Edit: Also, here in Humboldt we just switched to choice in electricity, we can choose regular pge power (mostly old school generation), a mixture of up to 75% (I think, maybe higher) renewable for cheaper, or 100% renewable for more. All 3 now bill transmission (including voltage/frequency regulation) separately, so it's easy to see what generation alone costs. It's clear so far that mostly renewable is the best bet economically, and I assume it will become more renewable as new technologies become available.....at least I hope so.

The Way We Get Power Is About to Change Forever

MilkmanDan says...

No Netflix for me, and no luck on a quick search of torrents, but I'll keep my eye out for that show/series.

Many metrics to compare. Ecologically, that system sounds great for static locations with enough of an elevation gradient and reservoir areas to make it work. On the other hand it seems like the ecological damage done by constructing batteries, factories, and disposing of them is likely quite small compared to many other alternatives, particularly fossil fuels (which also have long-term scarcity concerns on top of plenty of other issues).

A major advantage of battery tech over hydro storage would be mobility. If the thing consuming energy doesn't sit in one place, hydro storage won't work. Another somewhat less significant advantage is the ability to install anywhere -- a battery farm recharged by mains and/or a solar/wind farm could be installed in places where hydro storage couldn't. And for one more item in favor of batteries, I'd wager that the land area footprint required for batteries is much smaller per kWH stored, although that might be wrong for extremely large reservoirs (ie. a hydroelectric dam, pretty much). But by the time you're getting to that large scale, the location requirements and ecological disruption are also much more extreme.

Anyway, I don't mean to pooh-pooh the idea of hydro storage -- it really does seem like a very good and ingenious idea where it would be applicable. But there's certainly room for improved battery tech, too.
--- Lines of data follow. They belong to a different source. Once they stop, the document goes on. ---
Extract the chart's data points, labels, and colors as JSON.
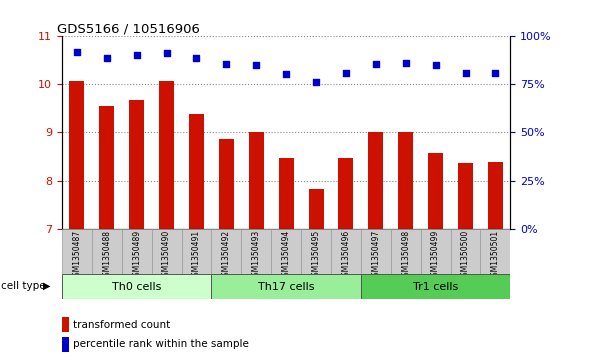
{
  "title": "GDS5166 / 10516906",
  "samples": [
    "GSM1350487",
    "GSM1350488",
    "GSM1350489",
    "GSM1350490",
    "GSM1350491",
    "GSM1350492",
    "GSM1350493",
    "GSM1350494",
    "GSM1350495",
    "GSM1350496",
    "GSM1350497",
    "GSM1350498",
    "GSM1350499",
    "GSM1350500",
    "GSM1350501"
  ],
  "transformed_count": [
    10.07,
    9.55,
    9.67,
    10.08,
    9.38,
    8.87,
    9.0,
    8.47,
    7.82,
    8.47,
    9.02,
    9.0,
    8.57,
    8.36,
    8.38
  ],
  "percentile_rank": [
    10.67,
    10.55,
    10.62,
    10.66,
    10.54,
    10.43,
    10.41,
    10.22,
    10.06,
    10.23,
    10.43,
    10.44,
    10.41,
    10.24,
    10.24
  ],
  "cell_types": [
    {
      "label": "Th0 cells",
      "start": 0,
      "end": 5,
      "color": "#ccffcc"
    },
    {
      "label": "Th17 cells",
      "start": 5,
      "end": 10,
      "color": "#99ee99"
    },
    {
      "label": "Tr1 cells",
      "start": 10,
      "end": 15,
      "color": "#55cc55"
    }
  ],
  "bar_color": "#cc1100",
  "dot_color": "#0000cc",
  "ylim_left": [
    7,
    11
  ],
  "ylim_right": [
    0,
    100
  ],
  "yticks_left": [
    7,
    8,
    9,
    10,
    11
  ],
  "yticks_right": [
    0,
    25,
    50,
    75,
    100
  ],
  "yticklabels_right": [
    "0%",
    "25%",
    "50%",
    "75%",
    "100%"
  ],
  "grid_color": "#888888",
  "bg_color": "#cccccc",
  "cell_type_label": "cell type",
  "legend_bar_label": "transformed count",
  "legend_dot_label": "percentile rank within the sample"
}
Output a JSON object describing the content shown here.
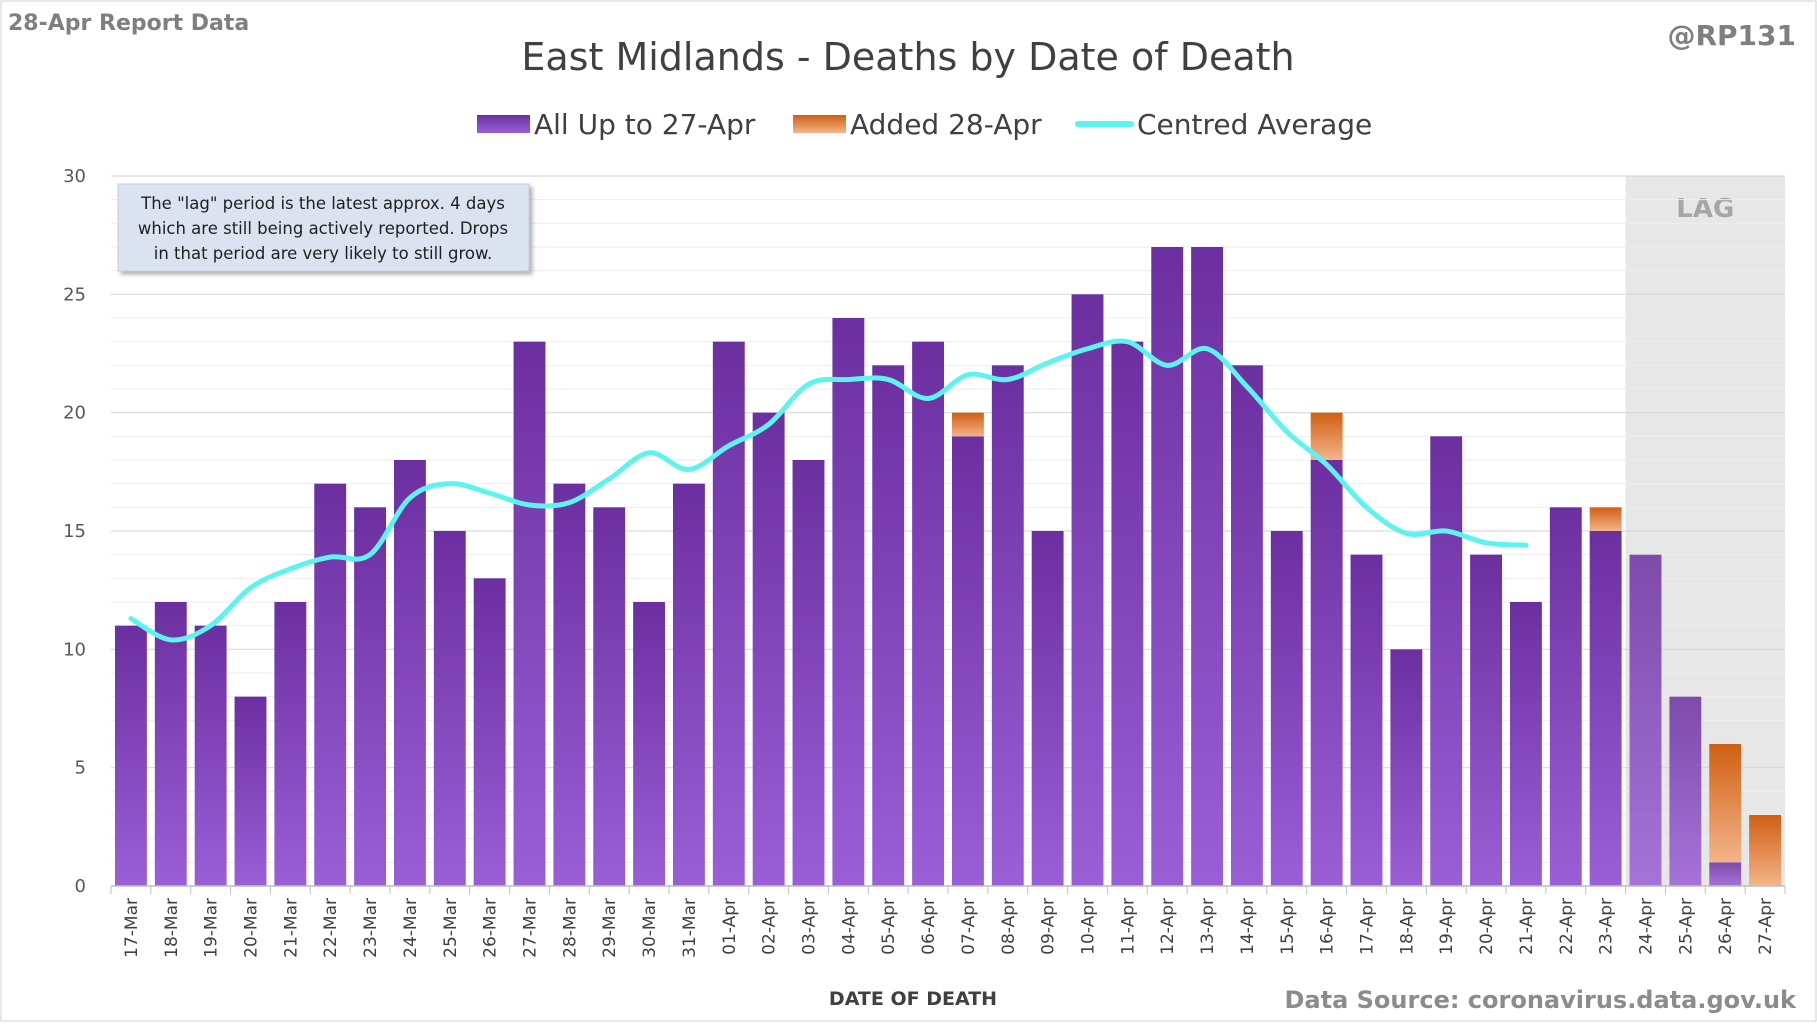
{
  "header": {
    "report_label": "28-Apr Report Data",
    "author": "@RP131",
    "source": "Data Source: coronavirus.data.gov.uk"
  },
  "annotation": {
    "lines": [
      "The \"lag\" period is the latest approx. 4 days",
      "which are still being actively reported.  Drops",
      "in that period are very likely to still grow."
    ]
  },
  "lag_label": "LAG",
  "colors": {
    "purple_top": "#6b2fa0",
    "purple_bottom": "#9a5fd6",
    "orange_top": "#d05f12",
    "orange_bottom": "#f3b48a",
    "average_line": "#5ff3f0",
    "lag_shade": "#e7e7e7",
    "grid": "#d9d9d9",
    "minor_grid": "#eeeeee"
  },
  "chart_data": {
    "type": "bar",
    "stacked": true,
    "title": "East Midlands - Deaths by Date of Death",
    "xlabel": "DATE OF DEATH",
    "ylabel": "",
    "ylim": [
      0,
      30
    ],
    "yticks": [
      0,
      5,
      10,
      15,
      20,
      25,
      30
    ],
    "grid": true,
    "legend_position": "top",
    "lag_categories": [
      "24-Apr",
      "25-Apr",
      "26-Apr",
      "27-Apr"
    ],
    "categories": [
      "17-Mar",
      "18-Mar",
      "19-Mar",
      "20-Mar",
      "21-Mar",
      "22-Mar",
      "23-Mar",
      "24-Mar",
      "25-Mar",
      "26-Mar",
      "27-Mar",
      "28-Mar",
      "29-Mar",
      "30-Mar",
      "31-Mar",
      "01-Apr",
      "02-Apr",
      "03-Apr",
      "04-Apr",
      "05-Apr",
      "06-Apr",
      "07-Apr",
      "08-Apr",
      "09-Apr",
      "10-Apr",
      "11-Apr",
      "12-Apr",
      "13-Apr",
      "14-Apr",
      "15-Apr",
      "16-Apr",
      "17-Apr",
      "18-Apr",
      "19-Apr",
      "20-Apr",
      "21-Apr",
      "22-Apr",
      "23-Apr",
      "24-Apr",
      "25-Apr",
      "26-Apr",
      "27-Apr"
    ],
    "series": [
      {
        "name": "All Up to 27-Apr",
        "kind": "bar",
        "values": [
          11,
          12,
          11,
          8,
          12,
          17,
          16,
          18,
          15,
          13,
          23,
          17,
          16,
          12,
          17,
          23,
          20,
          18,
          24,
          22,
          23,
          19,
          22,
          15,
          25,
          23,
          27,
          27,
          22,
          15,
          18,
          14,
          10,
          19,
          14,
          12,
          16,
          15,
          14,
          8,
          1,
          0
        ]
      },
      {
        "name": "Added 28-Apr",
        "kind": "bar",
        "values": [
          0,
          0,
          0,
          0,
          0,
          0,
          0,
          0,
          0,
          0,
          0,
          0,
          0,
          0,
          0,
          0,
          0,
          0,
          0,
          0,
          0,
          1,
          0,
          0,
          0,
          0,
          0,
          0,
          0,
          0,
          2,
          0,
          0,
          0,
          0,
          0,
          0,
          1,
          0,
          0,
          5,
          3
        ]
      },
      {
        "name": "Centred Average",
        "kind": "line",
        "values": [
          11.3,
          10.4,
          11.0,
          12.6,
          13.4,
          13.9,
          14.0,
          16.4,
          17.0,
          16.6,
          16.1,
          16.2,
          17.2,
          18.3,
          17.6,
          18.6,
          19.5,
          21.2,
          21.4,
          21.4,
          20.6,
          21.6,
          21.4,
          22.1,
          22.7,
          23.0,
          22.0,
          22.7,
          21.1,
          19.2,
          17.8,
          16.0,
          14.9,
          15.0,
          14.5,
          14.4,
          null,
          null,
          null,
          null,
          null,
          null
        ]
      }
    ]
  }
}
I don't think that we're going to get fully or even significantly weaned off of fossil fuels quite as fast as the video would have us hope for, either. Fossil fuels were the primary tool in our toolbox for a LONG time. And as the saying goes, since all we've had is that "hammer", we've started to think of everything as a nail.

newtboy said:

There was a show, islands of the future, on Netflix now, that had a large scale demonstration and explanation of it, used to store wind energy and power an island.
Unfortunately, I don't know of a comparison with batteries with concrete numbers.
I think you hit the nail on the head with what you said about efficiency, but for large scale storage, it has to be better when you factor in the energy costs of making, replacing, and disposing batteries, even including the cost of replacing the turbines.
...and all that ignores the ecological issues, where ponds beat battery factories hands down.